I just have this innate desire to see how people live where ever I go and sometimes that compels me to go places where most locals will tell you to avoid.
Nobody bothered me and nobody asked me for a handout despite being surrounded by so many needy people. People were living their lives on the streets, socially interacting – or not. Many of the individuals on the streets were visibly wasted, many just looked sickly and hungry.
Mostly there were men on the streets, but probably about 10% to 20% women on some streets. Only a small proportion of people on these streets were non-black guys among the thousands of people on the sidewalks.
Outside the Los Angeles Mission were hundreds of people lined up for dinner service. The LA Mission website states 73,489 homeless people are living in the Los Angeles area. I estimate I saw a few thousand of them in the 20 or so blocks I walked.
The concierge at the Sheraton Club Lounge told me the downtown LA area is so much nicer without all the homeless people who used to be around a decade ago. Perhaps he hadn’t walked a few blocks east of the hotel in some years.
Turns out that back on the west side of these numbered avenues are loads of nightclubs.

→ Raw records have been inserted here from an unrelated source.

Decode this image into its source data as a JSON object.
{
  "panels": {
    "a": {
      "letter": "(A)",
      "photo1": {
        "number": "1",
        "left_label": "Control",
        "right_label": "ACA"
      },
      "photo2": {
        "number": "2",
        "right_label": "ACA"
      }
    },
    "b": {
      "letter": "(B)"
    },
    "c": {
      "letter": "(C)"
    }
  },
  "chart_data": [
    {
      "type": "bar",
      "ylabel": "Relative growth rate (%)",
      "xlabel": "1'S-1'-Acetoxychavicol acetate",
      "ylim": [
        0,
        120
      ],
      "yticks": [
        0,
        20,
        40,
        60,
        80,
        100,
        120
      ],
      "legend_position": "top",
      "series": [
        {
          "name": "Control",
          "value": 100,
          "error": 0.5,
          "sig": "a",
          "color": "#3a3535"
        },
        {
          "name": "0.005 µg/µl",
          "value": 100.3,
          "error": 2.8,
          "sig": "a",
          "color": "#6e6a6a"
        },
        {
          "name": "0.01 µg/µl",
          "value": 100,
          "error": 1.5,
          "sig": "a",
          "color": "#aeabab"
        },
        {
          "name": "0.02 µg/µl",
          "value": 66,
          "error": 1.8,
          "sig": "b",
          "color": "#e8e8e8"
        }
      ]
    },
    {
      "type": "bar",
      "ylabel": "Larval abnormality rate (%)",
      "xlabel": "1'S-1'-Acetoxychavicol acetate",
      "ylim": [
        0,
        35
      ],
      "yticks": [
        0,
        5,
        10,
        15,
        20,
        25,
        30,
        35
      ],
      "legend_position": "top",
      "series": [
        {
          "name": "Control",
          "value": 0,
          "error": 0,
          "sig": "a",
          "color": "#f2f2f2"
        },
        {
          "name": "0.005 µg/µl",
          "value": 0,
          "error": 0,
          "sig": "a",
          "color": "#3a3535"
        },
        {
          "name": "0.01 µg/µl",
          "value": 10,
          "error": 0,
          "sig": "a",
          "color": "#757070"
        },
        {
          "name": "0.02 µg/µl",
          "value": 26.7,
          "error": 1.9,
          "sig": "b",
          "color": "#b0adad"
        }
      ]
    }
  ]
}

On Saturday night when I met up with BoardingArea bloggers RoadWarriorette, The Wandering Aramean and AAdvantage Geek, we walked about ten blocks from a nightclub where there was the closing evening Blog World Expo party back to the Westin Bonaventure. We passed hundreds of young partiers, the majority being Asian, dressed for entertainment at clubs with $10 drinks and long entry lines where you might get in if you are part of the select crowd.
On my walk back to the Sheraton Hotel alone on a Saturday night at midnight I passed by three different groups where a nicely dressed young woman was getting sick on the sidewalk as her friends surrounded her trying to help.
The juxtaposition of young, apparently well-to-do women coming into downtown LA to party and have a good time to only find themselves out on the sidewalk unable to stand and sick on the streets while a few blocks to the east there are thousands of people struggling with life on the streets made an impression.
Sunday morning I left downtown Los Angeles to drive home to Monterey.
The last image I saw of downtown LA was the J.W. Marriott at L.A. Live and an 18-story Bud Light billboard on the outside of the luxury hotel as I entered the 110 freeway.
Honestly, I was glad to be leaving downtown LA.